Cingen çaldı, kürt oynadı (aman ha kimse üzerine alınmasın bu deyimi), evin her bi köşesi darmadağın oldu.
Bugün öğleye yaklaşan saatlerde kahvaltıyı yaptıktan ve ben tüm evi topladıktan ve balkonu yıkadıktan sonra anladım ki işler bitmeyecek.
Kocacımda sağolsun hadi çıkalım dedi, bindik arabamıza yayla yoluna doğru tura çıktık. Yaylaya gitmek 1 saat ve orda kar olduğunu gördükçe oraya gitmek gibi bir düşüncede geçmedi aklımızdan. Çünkü hava hayli güzeldi dün. Yaylaya gidip üşümeye ne gerek var dimi ama!..

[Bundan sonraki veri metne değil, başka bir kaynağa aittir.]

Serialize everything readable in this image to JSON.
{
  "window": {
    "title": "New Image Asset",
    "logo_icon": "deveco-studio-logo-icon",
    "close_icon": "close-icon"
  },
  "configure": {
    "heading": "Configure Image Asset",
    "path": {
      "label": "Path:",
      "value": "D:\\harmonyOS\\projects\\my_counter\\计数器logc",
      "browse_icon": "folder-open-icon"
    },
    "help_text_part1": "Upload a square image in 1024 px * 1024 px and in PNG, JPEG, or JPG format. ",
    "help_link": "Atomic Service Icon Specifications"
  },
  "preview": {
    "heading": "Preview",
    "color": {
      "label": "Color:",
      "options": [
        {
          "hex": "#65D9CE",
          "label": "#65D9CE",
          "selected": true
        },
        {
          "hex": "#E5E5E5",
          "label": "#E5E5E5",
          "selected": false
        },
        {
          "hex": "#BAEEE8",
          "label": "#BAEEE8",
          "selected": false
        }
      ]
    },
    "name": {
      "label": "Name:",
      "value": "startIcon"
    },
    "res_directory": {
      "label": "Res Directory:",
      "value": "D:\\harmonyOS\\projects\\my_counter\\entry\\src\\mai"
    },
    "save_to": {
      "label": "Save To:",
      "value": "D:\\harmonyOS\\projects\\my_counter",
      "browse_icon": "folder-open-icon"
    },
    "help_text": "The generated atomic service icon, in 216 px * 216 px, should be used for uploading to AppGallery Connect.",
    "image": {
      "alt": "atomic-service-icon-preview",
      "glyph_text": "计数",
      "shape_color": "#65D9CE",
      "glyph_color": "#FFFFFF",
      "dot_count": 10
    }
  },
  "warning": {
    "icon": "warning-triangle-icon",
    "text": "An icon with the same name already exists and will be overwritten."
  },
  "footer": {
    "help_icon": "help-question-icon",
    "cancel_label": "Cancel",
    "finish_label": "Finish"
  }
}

Biz hayli yüksekte kaldığımız için buralarda henüz yine yeşillendi fındık dalları türküsü söylenmiyor. Veee yolumuzun üzerinde ki orman gülleri yenice topraktan fışkırmakta.
Benim sukolik kocacım, ilk gördüğümüz çeşmede hemen duruyor.
Su içme özürlü bense sağın solun, börtü böcüğün resmini çekiyorum.
Ahanda gari geldik dediğim yere!!...
Kayalar emanet gibi dursada yıllardır orda durduğu belli ve rivayete göre oralarda bir yerde gömü falan varmışşş mış!
İşte burda Newbaharın gezi rehberi sona eriyor. Şu görünen bendeniz.
Tıkınmaktan kilo almış halim ve pazartesi başlayıp, salıya dönmeyen rejimlere paydos :)
Bugün başlıyorum ve günlerde uzamışken tabana kuvvet.
Resimleri yine cep telefonumla çekmek zorunda kaldım. Ne yazık ki evin içinde, herhangi bir yerde, delikte olabilmesi muhtemel fotoğraf makinası halen ortaya çıkmadı.
''Şeytan aldı götürdüüü, satamadan getirdiiiii''
küçükken böyle arardık kaybettiğimiz eşyaları:))
Güzel bir hafta dileklerimle, bol muhabbetler.